Mullen was a priority four-star recruit for IU out of Coconut Creek High School in Fort Lauderdale, Florida.

As the originator of the moniker “New Wave” in reference to IU’s highly touted 2019 recruiting class, Mullen came to Bloomington with some swagger.

But like all freshman, how that would translate to the football field wasn’t entirely clear.

“You really never know how a freshman is going to respond when they actually get to campus,” head coach Tom Allen said.

But there was one thing about Mullen that stood out to Allen and the IU coaching staff, even going back to his high school days.

“Very humble, doesn’t talk a lot, isn’t a real loud guy,” Allen said.  “But extremely confident.”

Mullen said he arrived on campus knowing that he can compete at this level.

“Entering college I always had the confidence,” Mullen said.  “It just happens to be that game that I showed everybody that I can compete (against Michigan State).”

Part of that confidence may stem from going up against elite athletes his entire life.  In some ways, playing in the Big Ten is a step down for Mullen.

Mullen’s brother Trayvon played football at Clemson and is currently a cornerback for the Oakland Raiders.  He also has a younger brother that is on the power five college football path.

Oh, and his cousin?  Baltimore Ravens’ starting quarterback and Heisman Trophy winner Lamar Jackson.

Mullen credits his family pedigree for his early success, but he also points to preparation and coaching during the week for getting him ready for the big stage.

“He (cornerback coach Brandon Shelby) puts me in the right position and the right technique form to go out there and execute,” Mullen said.

“The game is Monday through Friday.  Saturday is just fun day for me.”

While Mullen was a top recruit for the Hoosiers, the opportunity he was offered at IU didn’t come with any guarantees of early playing time.

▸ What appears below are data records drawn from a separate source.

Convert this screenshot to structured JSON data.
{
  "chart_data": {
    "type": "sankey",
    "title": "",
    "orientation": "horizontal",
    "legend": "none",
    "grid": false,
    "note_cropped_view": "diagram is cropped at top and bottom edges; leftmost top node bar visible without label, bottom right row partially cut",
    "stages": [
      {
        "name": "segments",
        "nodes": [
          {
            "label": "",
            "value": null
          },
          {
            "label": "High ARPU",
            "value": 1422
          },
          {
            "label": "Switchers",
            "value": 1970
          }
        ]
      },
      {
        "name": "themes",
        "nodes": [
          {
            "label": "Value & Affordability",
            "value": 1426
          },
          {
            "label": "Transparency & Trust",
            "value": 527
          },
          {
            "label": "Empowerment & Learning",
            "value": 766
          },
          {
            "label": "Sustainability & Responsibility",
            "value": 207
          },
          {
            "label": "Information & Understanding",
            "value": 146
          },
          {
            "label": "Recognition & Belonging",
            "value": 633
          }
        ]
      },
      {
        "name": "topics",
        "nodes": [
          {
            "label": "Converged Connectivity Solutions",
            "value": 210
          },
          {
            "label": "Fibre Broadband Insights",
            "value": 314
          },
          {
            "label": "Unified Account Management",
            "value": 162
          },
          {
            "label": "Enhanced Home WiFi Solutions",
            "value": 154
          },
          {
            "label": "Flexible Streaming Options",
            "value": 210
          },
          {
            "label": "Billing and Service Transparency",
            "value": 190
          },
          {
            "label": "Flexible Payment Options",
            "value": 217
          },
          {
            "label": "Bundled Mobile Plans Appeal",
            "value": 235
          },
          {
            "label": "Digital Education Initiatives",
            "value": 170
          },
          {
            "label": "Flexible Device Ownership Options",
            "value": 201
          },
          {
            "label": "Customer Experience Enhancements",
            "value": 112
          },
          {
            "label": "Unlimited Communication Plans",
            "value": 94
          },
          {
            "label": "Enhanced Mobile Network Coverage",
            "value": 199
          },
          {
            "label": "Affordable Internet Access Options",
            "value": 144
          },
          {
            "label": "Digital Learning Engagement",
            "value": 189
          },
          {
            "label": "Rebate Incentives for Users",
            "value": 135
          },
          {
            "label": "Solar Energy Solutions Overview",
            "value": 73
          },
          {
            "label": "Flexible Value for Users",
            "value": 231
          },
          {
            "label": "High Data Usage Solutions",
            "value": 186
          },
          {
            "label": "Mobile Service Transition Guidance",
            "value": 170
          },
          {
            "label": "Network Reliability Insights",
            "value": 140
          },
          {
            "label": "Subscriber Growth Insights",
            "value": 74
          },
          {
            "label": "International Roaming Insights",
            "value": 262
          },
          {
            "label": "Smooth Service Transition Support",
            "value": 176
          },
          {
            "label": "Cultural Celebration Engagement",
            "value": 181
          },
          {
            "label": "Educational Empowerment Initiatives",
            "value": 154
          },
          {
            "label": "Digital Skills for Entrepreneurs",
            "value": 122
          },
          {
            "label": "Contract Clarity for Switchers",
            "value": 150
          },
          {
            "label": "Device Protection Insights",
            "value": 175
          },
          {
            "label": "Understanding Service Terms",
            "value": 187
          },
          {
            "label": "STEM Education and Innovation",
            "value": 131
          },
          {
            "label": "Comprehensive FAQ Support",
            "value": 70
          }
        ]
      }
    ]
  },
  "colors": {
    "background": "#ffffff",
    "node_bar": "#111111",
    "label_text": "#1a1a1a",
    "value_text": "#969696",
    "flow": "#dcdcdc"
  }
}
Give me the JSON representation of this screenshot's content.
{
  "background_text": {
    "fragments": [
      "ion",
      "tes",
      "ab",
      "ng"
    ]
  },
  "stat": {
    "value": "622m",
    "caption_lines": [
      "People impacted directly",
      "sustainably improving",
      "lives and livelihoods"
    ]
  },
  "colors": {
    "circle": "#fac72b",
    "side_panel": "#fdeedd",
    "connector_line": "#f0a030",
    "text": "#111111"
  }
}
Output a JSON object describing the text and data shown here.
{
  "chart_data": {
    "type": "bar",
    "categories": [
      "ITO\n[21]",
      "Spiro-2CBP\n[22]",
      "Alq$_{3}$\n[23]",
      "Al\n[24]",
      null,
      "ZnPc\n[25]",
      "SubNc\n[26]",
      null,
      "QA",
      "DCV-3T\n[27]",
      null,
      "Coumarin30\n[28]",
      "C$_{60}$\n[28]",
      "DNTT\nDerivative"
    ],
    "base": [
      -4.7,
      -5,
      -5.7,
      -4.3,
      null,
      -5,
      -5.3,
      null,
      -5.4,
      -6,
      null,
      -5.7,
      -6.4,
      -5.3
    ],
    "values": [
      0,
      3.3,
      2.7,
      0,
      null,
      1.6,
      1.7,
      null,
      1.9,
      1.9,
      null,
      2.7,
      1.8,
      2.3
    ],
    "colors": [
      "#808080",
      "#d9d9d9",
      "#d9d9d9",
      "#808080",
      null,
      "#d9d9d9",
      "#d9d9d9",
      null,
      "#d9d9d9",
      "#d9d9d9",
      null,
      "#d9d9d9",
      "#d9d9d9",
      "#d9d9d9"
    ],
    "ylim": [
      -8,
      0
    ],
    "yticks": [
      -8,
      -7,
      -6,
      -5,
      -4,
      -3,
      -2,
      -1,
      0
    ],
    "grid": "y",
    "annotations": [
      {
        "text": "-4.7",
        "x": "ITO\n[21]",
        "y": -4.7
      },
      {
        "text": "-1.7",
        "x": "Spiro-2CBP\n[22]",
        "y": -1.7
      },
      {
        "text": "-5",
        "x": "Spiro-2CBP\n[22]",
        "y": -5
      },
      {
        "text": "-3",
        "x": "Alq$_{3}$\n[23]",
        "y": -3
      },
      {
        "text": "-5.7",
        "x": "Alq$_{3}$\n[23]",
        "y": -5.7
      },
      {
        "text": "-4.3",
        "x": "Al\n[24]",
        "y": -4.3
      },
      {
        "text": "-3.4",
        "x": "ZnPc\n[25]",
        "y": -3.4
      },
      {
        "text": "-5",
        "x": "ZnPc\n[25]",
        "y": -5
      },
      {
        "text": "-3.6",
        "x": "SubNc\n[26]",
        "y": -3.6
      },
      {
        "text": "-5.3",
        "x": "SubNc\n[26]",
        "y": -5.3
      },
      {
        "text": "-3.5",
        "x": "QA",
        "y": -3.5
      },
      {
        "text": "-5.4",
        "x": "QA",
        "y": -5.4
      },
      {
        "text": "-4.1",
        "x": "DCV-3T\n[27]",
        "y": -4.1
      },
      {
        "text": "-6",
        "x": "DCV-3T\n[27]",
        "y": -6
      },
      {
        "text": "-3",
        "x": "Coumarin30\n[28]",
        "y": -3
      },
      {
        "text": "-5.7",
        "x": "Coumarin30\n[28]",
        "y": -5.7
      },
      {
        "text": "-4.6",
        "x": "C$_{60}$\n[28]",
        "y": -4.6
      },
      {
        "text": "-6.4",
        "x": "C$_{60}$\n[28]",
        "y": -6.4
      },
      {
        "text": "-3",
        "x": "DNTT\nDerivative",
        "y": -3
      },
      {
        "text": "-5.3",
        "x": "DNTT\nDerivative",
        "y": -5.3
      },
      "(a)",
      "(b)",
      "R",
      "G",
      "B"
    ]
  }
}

“He wasn’t promised any playing time early, but he was promised the opportunity to come and compete to play,” Allen said.  “He got his shot and he took advantage of it.”

Mullen has appeared in all five games for Indiana and leads the team with five pass breakups.  Four of those came against the Spartans.

On the season Mullen has allowed just one catch in twelve targets according to Pro Football Focus.

It may be too early to label him a shut down corner, but it isn’t too early to recognize that Mullen is answering the bell as a true freshman.

“At the end of the day you either step up and makes plays, or you don’t, and Tiawan Mullen is making plays right now,” Wommack said.

While the early returns are positive for Mullen, that also creates the next challenge.

Mullen entered the Michigan State game as a relative unknown, but he won’t have that luxury going forward.

“Now he’s no longer a guy that people may not know as much about,” Allen said.

“He’s got a long way to go when it comes to being a complete Big Ten football player because there is a lot to it, but he cares a bunch, competes his tail off, and he’s an awesome young man.”

Mullen of course is not phased by any of it.

Ready for the next challenge, he has his sights set higher than you might expect for a true freshman cornerback.

“I feel like I can be one of the best cornerbacks in the Big Ten,” Mullen said.

Extremely confident indeed.

But with Mullen’s early body of work and natural gifts, few are going to doubt that statement.